Les carrières HU n'attirent plus
À ces lacunes budgétaires s’ajoute « la faillite de l’attractivité des carrières HU, qui entraîne un grand risque de déclin de la médecine universitaire, fleuron de notre organisation médicale », regrette le Pr Francis Michot, PU-PH en chirurgie digestive à Rouen. Il craint que cette situation mette « en péril l’existence même de nos CHU ». Entre 2018 et 2021, 139 hospitalo-universitaires ont démissionné, « 25 d’entre eux pour devenir PH », ajoute le Pr Michot. Comment expliquer cette baisse d’attractivité ? « Défauts de visibilité des critères de recrutement, charge de travail, parcours discriminant pour les femmes, mais aussi une comparaison avec les carrières et les salaires de PH qui ne s’est pas arrangé », illustre encore le Pr Michot, pour qui « les HU sont les grands absents du Ségur de la santé ».

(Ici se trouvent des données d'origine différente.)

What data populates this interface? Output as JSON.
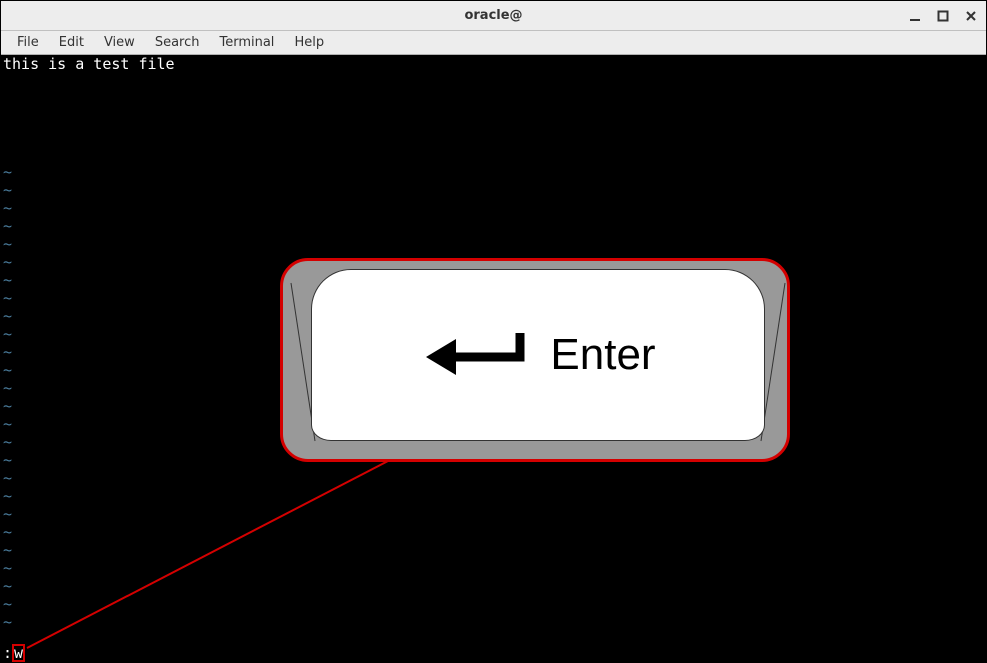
{
  "window": {
    "title": "oracle@"
  },
  "menubar": {
    "items": [
      "File",
      "Edit",
      "View",
      "Search",
      "Terminal",
      "Help"
    ]
  },
  "terminal": {
    "content_line": "this is a test file",
    "tilde": "~",
    "command_prefix": ":",
    "command_char": "w"
  },
  "overlay": {
    "key_label": "Enter"
  }
}
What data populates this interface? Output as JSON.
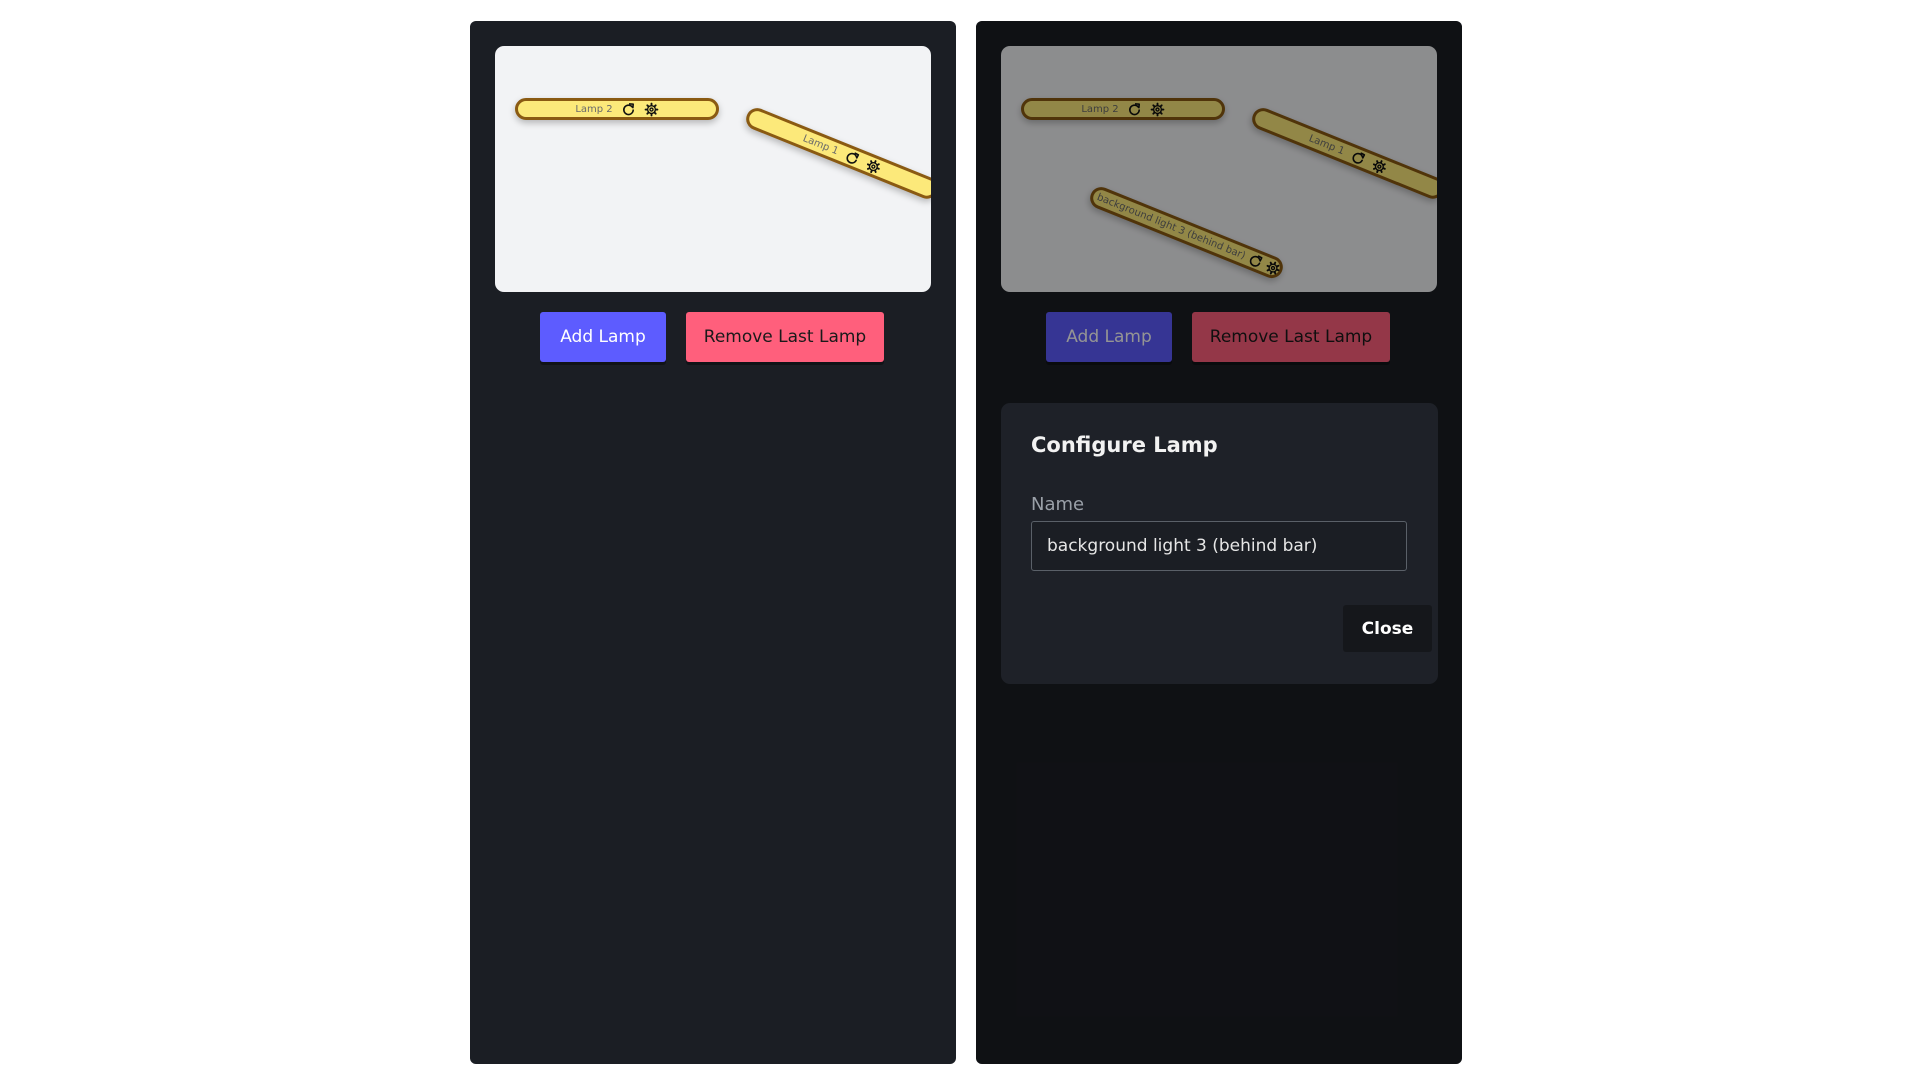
{
  "colors": {
    "panel_bg": "#1b1e24",
    "canvas_bg": "#f2f3f5",
    "lamp_fill": "#fce97a",
    "lamp_border": "#8a5a12",
    "add_button": "#5d5cff",
    "remove_button": "#ff5f7c",
    "modal_bg": "#1e2128"
  },
  "left_panel": {
    "lamps": [
      {
        "label": "Lamp 2",
        "icons": [
          "rotate-icon",
          "gear-icon"
        ]
      },
      {
        "label": "Lamp 1",
        "icons": [
          "rotate-icon",
          "gear-icon"
        ]
      }
    ],
    "add_label": "Add Lamp",
    "remove_label": "Remove Last Lamp"
  },
  "right_panel": {
    "lamps": [
      {
        "label": "Lamp 2",
        "icons": [
          "rotate-icon",
          "gear-icon"
        ]
      },
      {
        "label": "Lamp 1",
        "icons": [
          "rotate-icon",
          "gear-icon"
        ]
      },
      {
        "label": "background light 3 (behind bar)",
        "icons": [
          "rotate-icon",
          "gear-icon"
        ]
      }
    ],
    "add_label": "Add Lamp",
    "remove_label": "Remove Last Lamp",
    "modal": {
      "title": "Configure Lamp",
      "name_label": "Name",
      "name_value": "background light 3 (behind bar)",
      "close_label": "Close"
    }
  }
}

Des pôles plus puissants ?
Pour expliquer le recul français, l’Académie de médecine pointe également les conséquences « d’un émiettement et d’une superposition des structures publiques qui ne font que s’accroître depuis plus d’une vingtaine d’années, chaque nouvelle maladie conduisant à créer en réaction une agence ou structure autonome spécialisée ». L'instance propose – parmi d’autres scenarii – la mise en place « d’un institut qui fédérerait la recherche en biologie santé au côté des organismes déjà existants », explique le Pr Patrick Netter.
Et pour éviter l'éparpillement des forces, les sages proposent au ministère de la Santé d'« identifier un nombre limité de pôles de recherche hospitalo-universitaire centrés sur des CHU disposant d’une visibilité internationale, en leur confiant une responsabilité de tête de réseau régional ». Enfin, pour recruter et fidéliser les hospitalo-universaitaires, l'Académie recommande de « revaloriser la carrière de manière significative en révisant la grille indiciaire dans son ensemble » et d’instaurer une pension de retraite sur l’intégralité de l’activité hospitalière.